Refund Swatter Lite

Does this project support local Supabase Docker development?

Not yet. All testing has been done against cloud Supabase projects only. The setup script intentionally targets the hosted environment via supabase link + --use-api, so local Docker containers started with supabase start are currently unsupported.

Can I skip enabling the cron job?

Absolutely. The setup script prints optional instructions for scheduling the process-notifications-cron function, but real-time notification handling continues to work without it. The cron job is only needed if you want an automated retry every few minutes—otherwise leave SETUP_CRON=false in .env.project and skip the cron configuration step.

Why are the Edge Functions configured with verify_jwt = false?

Because each function performs its own authentication.
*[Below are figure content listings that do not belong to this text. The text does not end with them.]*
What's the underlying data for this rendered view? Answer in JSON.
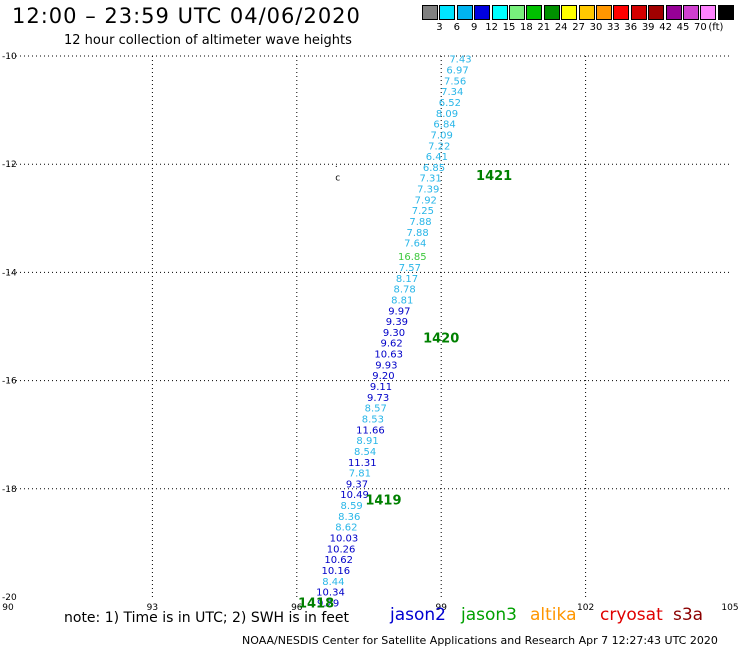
{
  "header": {
    "title": "12:00 – 23:59 UTC 04/06/2020",
    "subtitle": "12 hour collection of altimeter wave heights"
  },
  "legend": {
    "colors": [
      "#808080",
      "#00e5ff",
      "#00b4f0",
      "#0000e0",
      "#00ffff",
      "#78f07c",
      "#00c000",
      "#009000",
      "#ffff00",
      "#ffc800",
      "#ff9600",
      "#ff0000",
      "#d40000",
      "#a00000",
      "#960096",
      "#d040d0",
      "#ff82ff",
      "#000000"
    ],
    "labels": [
      "3",
      "6",
      "9",
      "12",
      "15",
      "18",
      "21",
      "24",
      "27",
      "30",
      "33",
      "36",
      "39",
      "42",
      "45",
      "70"
    ],
    "unit": "(ft)"
  },
  "chart_data": {
    "type": "scatter",
    "xlim": [
      90,
      105
    ],
    "ylim": [
      -20,
      -10
    ],
    "x_ticks": [
      "90",
      "93",
      "96",
      "99",
      "102",
      "105"
    ],
    "y_ticks": [
      "-10",
      "-12",
      "-14",
      "-16",
      "-18",
      "-20"
    ],
    "observations": [
      {
        "lon": 99.4,
        "lat": -10.05,
        "value": "7.43",
        "color": "#29b6e8"
      },
      {
        "lon": 99.34,
        "lat": -10.25,
        "value": "6.97",
        "color": "#29b6e8"
      },
      {
        "lon": 99.29,
        "lat": -10.45,
        "value": "7.56",
        "color": "#29b6e8"
      },
      {
        "lon": 99.23,
        "lat": -10.65,
        "value": "7.34",
        "color": "#29b6e8"
      },
      {
        "lon": 99.18,
        "lat": -10.85,
        "value": "6.52",
        "color": "#29b6e8"
      },
      {
        "lon": 99.12,
        "lat": -11.05,
        "value": "8.09",
        "color": "#29b6e8"
      },
      {
        "lon": 99.07,
        "lat": -11.25,
        "value": "6.84",
        "color": "#29b6e8"
      },
      {
        "lon": 99.01,
        "lat": -11.45,
        "value": "7.09",
        "color": "#29b6e8"
      },
      {
        "lon": 98.96,
        "lat": -11.65,
        "value": "7.22",
        "color": "#29b6e8"
      },
      {
        "lon": 98.91,
        "lat": -11.85,
        "value": "6.41",
        "color": "#29b6e8"
      },
      {
        "lon": 98.85,
        "lat": -12.05,
        "value": "6.85",
        "color": "#29b6e8"
      },
      {
        "lon": 98.78,
        "lat": -12.25,
        "value": "7.31",
        "color": "#29b6e8"
      },
      {
        "lon": 98.73,
        "lat": -12.45,
        "value": "7.39",
        "color": "#29b6e8"
      },
      {
        "lon": 98.68,
        "lat": -12.65,
        "value": "7.92",
        "color": "#29b6e8"
      },
      {
        "lon": 98.62,
        "lat": -12.85,
        "value": "7.25",
        "color": "#29b6e8"
      },
      {
        "lon": 98.57,
        "lat": -13.05,
        "value": "7.88",
        "color": "#29b6e8"
      },
      {
        "lon": 98.51,
        "lat": -13.25,
        "value": "7.88",
        "color": "#29b6e8"
      },
      {
        "lon": 98.46,
        "lat": -13.45,
        "value": "7.64",
        "color": "#29b6e8"
      },
      {
        "lon": 98.4,
        "lat": -13.7,
        "value": "16.85",
        "color": "#3cc83c"
      },
      {
        "lon": 98.35,
        "lat": -13.9,
        "value": "7.57",
        "color": "#29b6e8"
      },
      {
        "lon": 98.29,
        "lat": -14.1,
        "value": "8.17",
        "color": "#29b6e8"
      },
      {
        "lon": 98.24,
        "lat": -14.3,
        "value": "8.78",
        "color": "#29b6e8"
      },
      {
        "lon": 98.19,
        "lat": -14.5,
        "value": "8.81",
        "color": "#29b6e8"
      },
      {
        "lon": 98.13,
        "lat": -14.7,
        "value": "9.97",
        "color": "#0000c8"
      },
      {
        "lon": 98.08,
        "lat": -14.9,
        "value": "9.39",
        "color": "#0000c8"
      },
      {
        "lon": 98.02,
        "lat": -15.1,
        "value": "9.30",
        "color": "#0000c8"
      },
      {
        "lon": 97.97,
        "lat": -15.3,
        "value": "9.62",
        "color": "#0000c8"
      },
      {
        "lon": 97.91,
        "lat": -15.5,
        "value": "10.63",
        "color": "#0000c8"
      },
      {
        "lon": 97.86,
        "lat": -15.7,
        "value": "9.93",
        "color": "#0000c8"
      },
      {
        "lon": 97.8,
        "lat": -15.9,
        "value": "9.20",
        "color": "#0000c8"
      },
      {
        "lon": 97.75,
        "lat": -16.1,
        "value": "9.11",
        "color": "#0000c8"
      },
      {
        "lon": 97.69,
        "lat": -16.3,
        "value": "9.73",
        "color": "#0000c8"
      },
      {
        "lon": 97.64,
        "lat": -16.5,
        "value": "8.57",
        "color": "#29b6e8"
      },
      {
        "lon": 97.58,
        "lat": -16.7,
        "value": "8.53",
        "color": "#29b6e8"
      },
      {
        "lon": 97.53,
        "lat": -16.9,
        "value": "11.66",
        "color": "#0000c8"
      },
      {
        "lon": 97.47,
        "lat": -17.1,
        "value": "8.91",
        "color": "#29b6e8"
      },
      {
        "lon": 97.42,
        "lat": -17.3,
        "value": "8.54",
        "color": "#29b6e8"
      },
      {
        "lon": 97.36,
        "lat": -17.5,
        "value": "11.31",
        "color": "#0000c8"
      },
      {
        "lon": 97.31,
        "lat": -17.7,
        "value": "7.81",
        "color": "#29b6e8"
      },
      {
        "lon": 97.25,
        "lat": -17.9,
        "value": "9.37",
        "color": "#0000c8"
      },
      {
        "lon": 97.2,
        "lat": -18.1,
        "value": "10.49",
        "color": "#0000c8"
      },
      {
        "lon": 97.14,
        "lat": -18.3,
        "value": "8.59",
        "color": "#29b6e8"
      },
      {
        "lon": 97.09,
        "lat": -18.5,
        "value": "8.36",
        "color": "#29b6e8"
      },
      {
        "lon": 97.03,
        "lat": -18.7,
        "value": "8.62",
        "color": "#29b6e8"
      },
      {
        "lon": 96.98,
        "lat": -18.9,
        "value": "10.03",
        "color": "#0000c8"
      },
      {
        "lon": 96.92,
        "lat": -19.1,
        "value": "10.26",
        "color": "#0000c8"
      },
      {
        "lon": 96.87,
        "lat": -19.3,
        "value": "10.62",
        "color": "#0000c8"
      },
      {
        "lon": 96.81,
        "lat": -19.5,
        "value": "10.16",
        "color": "#0000c8"
      },
      {
        "lon": 96.76,
        "lat": -19.7,
        "value": "8.44",
        "color": "#29b6e8"
      },
      {
        "lon": 96.7,
        "lat": -19.9,
        "value": "10.34",
        "color": "#0000c8"
      },
      {
        "lon": 96.65,
        "lat": -20.1,
        "value": "9.29",
        "color": "#0000c8"
      }
    ],
    "time_labels": [
      {
        "lon": 100.1,
        "lat": -12.2,
        "text": "1421"
      },
      {
        "lon": 99.0,
        "lat": -15.2,
        "text": "1420"
      },
      {
        "lon": 97.8,
        "lat": -18.2,
        "text": "1419"
      },
      {
        "lon": 96.4,
        "lat": -20.1,
        "text": "1418"
      }
    ],
    "island_marks": [
      {
        "lon": 96.82,
        "lat": -12.0,
        "text": "."
      },
      {
        "lon": 96.85,
        "lat": -12.25,
        "text": "c"
      }
    ]
  },
  "footer": {
    "note": "note:  1) Time is in UTC; 2) SWH is in feet",
    "satellites": [
      {
        "name": "jason2",
        "color": "#0000d0"
      },
      {
        "name": "jason3",
        "color": "#00a000"
      },
      {
        "name": "altika",
        "color": "#ff9600"
      },
      {
        "name": "cryosat",
        "color": "#e00000"
      },
      {
        "name": "s3a",
        "color": "#8b0000"
      }
    ],
    "credit": "NOAA/NESDIS Center for Satellite Applications and Research   Apr  7 12:27:43 UTC 2020"
  }
}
Shared helpers such as verifyAuth let us support service-role calls, admin-only checks, and cron fallbacks in one place. Supabase itself recommends disabling the legacy verify_jwt gate—the "Verify JWT with legacy secret" option only checks signatures against the easily obtained anon key—so we keep it OFF and rely on the stricter, custom authorization inside every handler.

Can I host this somewhere other than Supabase Cloud?

Not right now. The project depends on Supabase-managed services such as Vault, pg_cron, and the CLI-only remote deployment flow (supabase functions deploy --use-api). Self-hosted Postgres or generic cloud databases are unsupported. You can, however, deploy to any Supabase Cloud organization/region as long as you supply that project’s reference ID.

Are all tables protected with Row Level Security (RLS)?

Yes. The baseline migration enables RLS on every table in the public schema and ships policies that restrict access to authenticated admin users. To extend or tighten the rules, create new migrations that add policies — never disable RLS.

Can I register multiple bundle IDs?

This starter is single-tenant by design. The config table stores one set of Apple credentials, so only a single bundle ID is supported at a time. If you need to serve multiple apps, provision separate Supabase projects (or fork the repo and extend the schema to be multi-tenant).